Gottlich Harrison C, Korfiatis Panagiotis, Gregory Adriana V, Kline Timothy L
Mayo Clinic Alix School of Medicine, Mayo Clinic, Rochester, MN, United States.
Department of Radiology, Mayo Clinic, Rochester, MN, United States.
Front Radiol. 2023 Sep 15;3:1223294. doi: 10.3389/fradi.2023.1223294. eCollection 2023.
Methods that automatically flag poor performing predictions are drastically needed to safely implement machine learning workflows into clinical practice as well as to identify difficult cases during model training.
Disagreement between the fivefold cross-validation sub-models was quantified using dice scores between folds and summarized as a surrogate for model confidence. The summarized Interfold Dices were compared with thresholds informed by human interobserver values to determine whether final ensemble model performance should be manually reviewed.
The method on all tasks efficiently flagged poor segmented images without consulting a reference standard. Using the median Interfold Dice for comparison, substantial dice score improvements after excluding flagged images was noted for the in-domain CT (0.85 ± 0.20 to 0.91 ± 0.08, 8/50 images flagged) and MR (0.76 ± 0.27 to 0.85 ± 0.09, 8/50 images flagged). Most impressively, there were dramatic dice score improvements in the simulated out-of-distribution task where the model was trained on a radical nephrectomy dataset with different contrast phases predicting a partial nephrectomy all cortico-medullary phase dataset (0.67 ± 0.36 to 0.89 ± 0.10, 122/300 images flagged).

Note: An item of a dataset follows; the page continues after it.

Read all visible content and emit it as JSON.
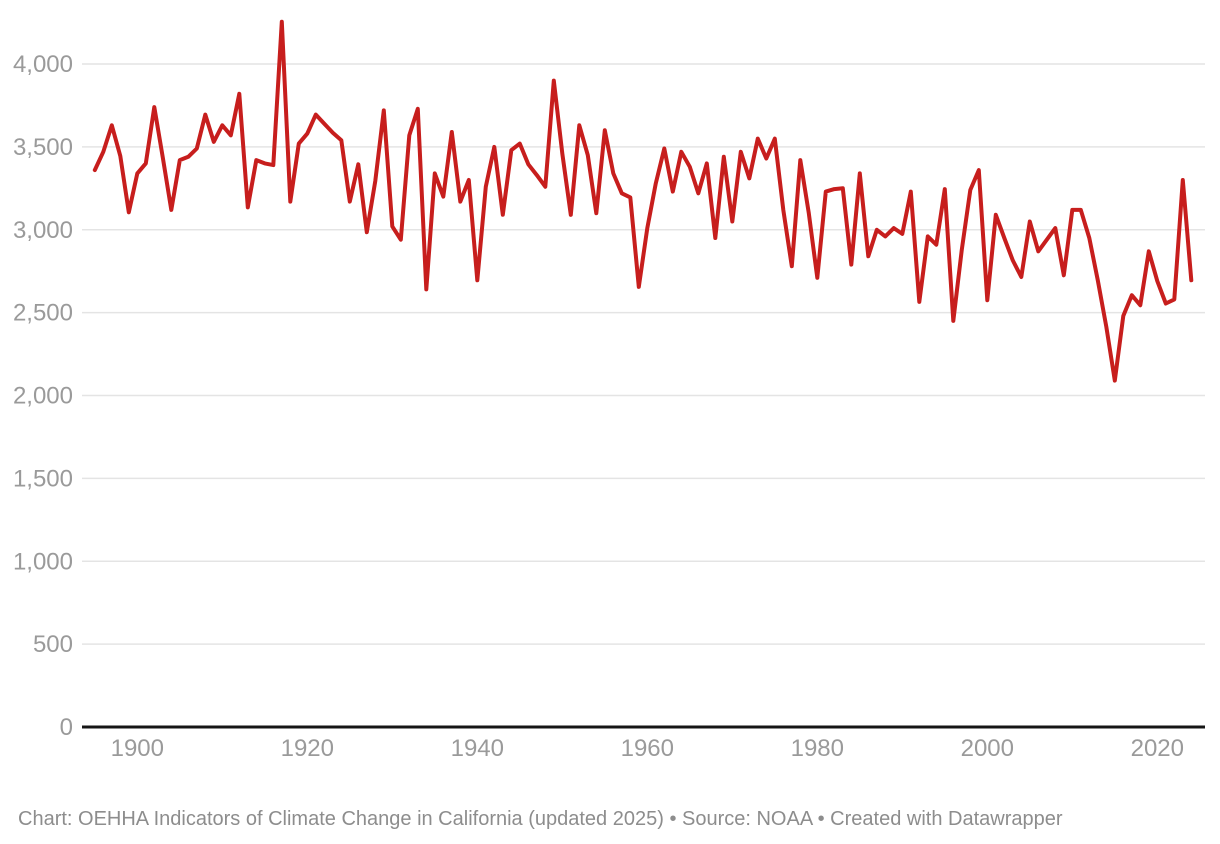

Comparing interfold sub-model disagreement against human interobserver values is an effective and efficient way to assess automated predictions when a reference standard is not available. This functionality provides a necessary safeguard to patient care important to safely implement automated medical image segmentation workflows.
为了将机器学习工作流程安全地应用于临床实践,并在模型训练过程中识别困难病例,迫切需要能够自动标记性能不佳预测结果的方法。
使用各折之间的骰子分数对五折交叉验证子模型之间的差异进行量化,并将其汇总作为模型置信度的替代指标。将汇总的折间骰子分数与基于人类观察者间值确定的阈值进行比较,以确定是否应手动审查最终集成模型的性能。
该方法在所有任务中都能有效地标记分割不佳的图像,而无需参考标准。使用中位数折间骰子分数进行比较,在排除标记图像后,域内CT(从0.85±0.20提高到0.91±0.08,标记8/50张图像)和MR(从0.76±0.27提高到0.85±0.09,标记8/50张图像)的骰子分数有显著提高。最令人印象深刻的是,在模拟的分布外任务中,骰子分数有显著提高,该任务中模型在根治性肾切除术数据集上进行训练,具有不同的对比期,预测部分肾切除术全皮质-髓质期数据集(从0.67±0.36提高到0.89±0.10,标记122/300张图像)。
当没有参考标准时,将折间子模型差异与人类观察者间值进行比较是评估自动预测的一种有效方法。此功能为患者护理提供了必要的保障,这对于安全实施自动医学图像分割工作流程很重要。